At the factory, we were captivated by the scale – raw lumber coming in the door, plunging down a huge conveyer belt, and being processed by computer-controlled saws. But even more impressive was understanding the amount of sophistication that goes into the process. For example, every single log is scanned and analyzed to optimize the cuts. This analysis evaluates each log’s characteristics, then determines which cuts make the most sense. It’s an impressively speedy, and very sophisticated process that was an eye opener to us. Overall, it maximizes use and minimizes waste. Even the byproducts are used as much as possible.
We’re also especially appreciative of Kalesnikoff’s approach.
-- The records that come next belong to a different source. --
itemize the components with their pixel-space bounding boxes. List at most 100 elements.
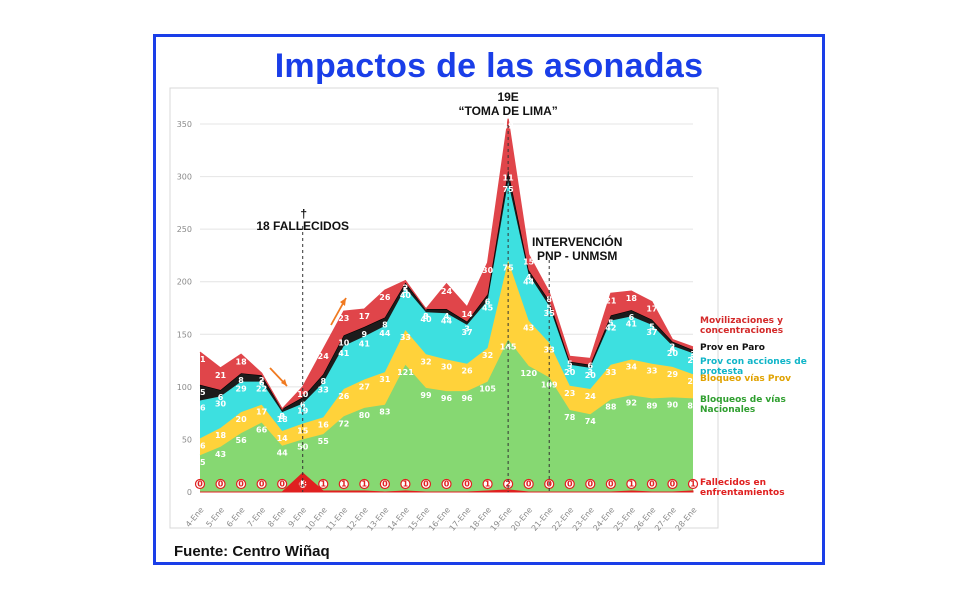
data-label: 4: [526, 273, 532, 282]
fallecidos-marker: [194, 478, 206, 490]
y-tick-label: 300: [177, 173, 192, 182]
data-label: 21: [215, 371, 227, 380]
data-label: 35: [194, 458, 206, 467]
data-label: 6: [629, 313, 635, 322]
data-label: 3: [690, 353, 696, 362]
fallecidos-marker: [400, 478, 411, 490]
data-label: 0: [423, 480, 429, 489]
data-label: 20: [667, 349, 679, 358]
data-label: 1: [629, 480, 635, 489]
data-label: 9: [362, 330, 368, 339]
data-label: 6: [300, 400, 306, 409]
source-caption: Fuente: Centro Wiñaq: [174, 543, 330, 560]
fallecidos-marker: [277, 478, 288, 490]
data-label: 75: [503, 185, 515, 194]
data-label: 2: [505, 480, 511, 489]
data-label: 0: [423, 312, 429, 321]
annotation-toma-de-lima: “TOMA DE LIMA”: [458, 104, 557, 118]
data-label: 55: [318, 437, 330, 446]
fallecidos-marker: [605, 478, 616, 490]
data-label: 10: [338, 338, 350, 347]
data-label: 33: [400, 333, 411, 342]
data-label: 44: [277, 449, 289, 458]
data-label: 30: [215, 399, 227, 408]
data-label: 45: [482, 304, 494, 313]
data-label: 3: [423, 312, 429, 321]
data-label: 5: [403, 286, 409, 295]
data-label: 3: [464, 325, 470, 334]
fallecidos-marker: [215, 478, 226, 490]
data-label: 0: [279, 480, 285, 489]
data-label: 0: [382, 480, 388, 489]
data-label: 99: [420, 391, 432, 400]
data-label: 66: [256, 426, 268, 435]
fallecidos-marker: [379, 478, 390, 490]
data-label: 19: [297, 407, 309, 416]
data-label: 8: [546, 295, 552, 304]
data-label: 8: [382, 320, 388, 329]
data-label: 23: [564, 389, 575, 398]
fallecidos-marker: [359, 478, 370, 490]
y-tick-label: 150: [177, 330, 192, 339]
legend-item: Bloqueo vías Prov: [700, 374, 791, 384]
y-tick-label: 200: [177, 278, 192, 287]
data-label: 24: [318, 352, 330, 361]
data-label: 5: [608, 318, 614, 327]
data-label: 4: [670, 345, 676, 354]
data-label: 30: [441, 363, 453, 372]
data-label: 35: [544, 309, 556, 318]
data-label: 20: [687, 356, 699, 365]
data-label: 74: [585, 417, 597, 426]
data-label: 34: [626, 363, 638, 372]
data-label: 44: [379, 329, 391, 338]
data-label: 0: [526, 480, 532, 489]
data-label: 23: [687, 377, 698, 386]
data-label: 17: [256, 408, 267, 417]
data-label: 90: [667, 400, 679, 409]
data-label: 80: [359, 411, 371, 420]
data-label: 3: [567, 365, 573, 374]
data-label: 6: [218, 393, 224, 402]
data-label: 8: [238, 376, 244, 385]
data-label: 32: [482, 351, 493, 360]
fallecidos-marker: [461, 478, 473, 490]
data-label: 83: [379, 408, 390, 417]
area-bloqueo-v-as-prov: [200, 260, 693, 456]
annotation-pnp-unmsm: PNP - UNMSM: [537, 249, 617, 263]
data-label: 0: [608, 480, 614, 489]
data-label: 1: [341, 480, 347, 489]
data-label: 14: [461, 310, 473, 319]
data-label: 105: [479, 385, 496, 394]
data-label: 23: [338, 314, 349, 323]
data-label: 0: [197, 480, 203, 489]
data-label: 6: [259, 378, 265, 387]
data-label: 78: [564, 413, 576, 422]
data-label: 24: [585, 392, 597, 401]
data-label: 26: [338, 392, 350, 401]
data-label: 20: [236, 415, 248, 424]
data-label: 15: [194, 388, 206, 397]
data-label: 40: [400, 291, 412, 300]
legend-item: Fallecidos en: [700, 478, 766, 488]
data-label: 20: [585, 371, 597, 380]
data-label: 96: [441, 394, 453, 403]
data-label: 31: [194, 355, 206, 364]
data-label: 32: [420, 357, 431, 366]
data-label: 18: [215, 431, 227, 440]
annotation-18-fallecidos: 18 FALLECIDOS: [256, 219, 349, 233]
data-label: 121: [397, 368, 414, 377]
fallecidos-marker: [338, 478, 349, 490]
data-label: 2: [403, 284, 409, 293]
data-label: 89: [687, 401, 699, 410]
data-label: 2: [259, 376, 265, 385]
fallecidos-marker: [523, 478, 534, 490]
data-label: 6: [485, 297, 491, 306]
legend-item: Bloqueos de vías: [700, 395, 786, 405]
data-label: 41: [626, 319, 638, 328]
data-label: 29: [236, 385, 248, 394]
legend-item: Prov con acciones de: [700, 357, 807, 367]
legend-item: enfrentamientos: [700, 488, 785, 498]
data-label: 0: [238, 480, 244, 489]
data-label: 21: [605, 296, 617, 305]
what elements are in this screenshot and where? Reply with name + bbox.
They are distinct from huge lumber manufacturers, uninterested in spitting more lumber out into the market, but instead focused on creating a quality product, responsibly. Their philosophy, which is aligned with most mass timber manufacturers, is to treat lumber, and forests, with extreme care. (They call this process “Seedlings to Solutions.”) They’re committed to getting more out of each harvest, and finding utmost value in the timber they are producing.
This is entirely different than the greater market, which emphasizes speed and quantity. Since the lumber produced needs to be suitable for their CLT and Glulam products, the mill optimizes their processes specifically with that use in mind – including moisture content, structural properties, and visual grades. At times it requires slowing down, even when the tendency for some producers is to speed up. For example, when drying the cut pieces in the kilns, they have to slow down their process, otherwise, the wood won’t be suitable for the mass timber plant. The experience gave our team a great picture of how it all comes together.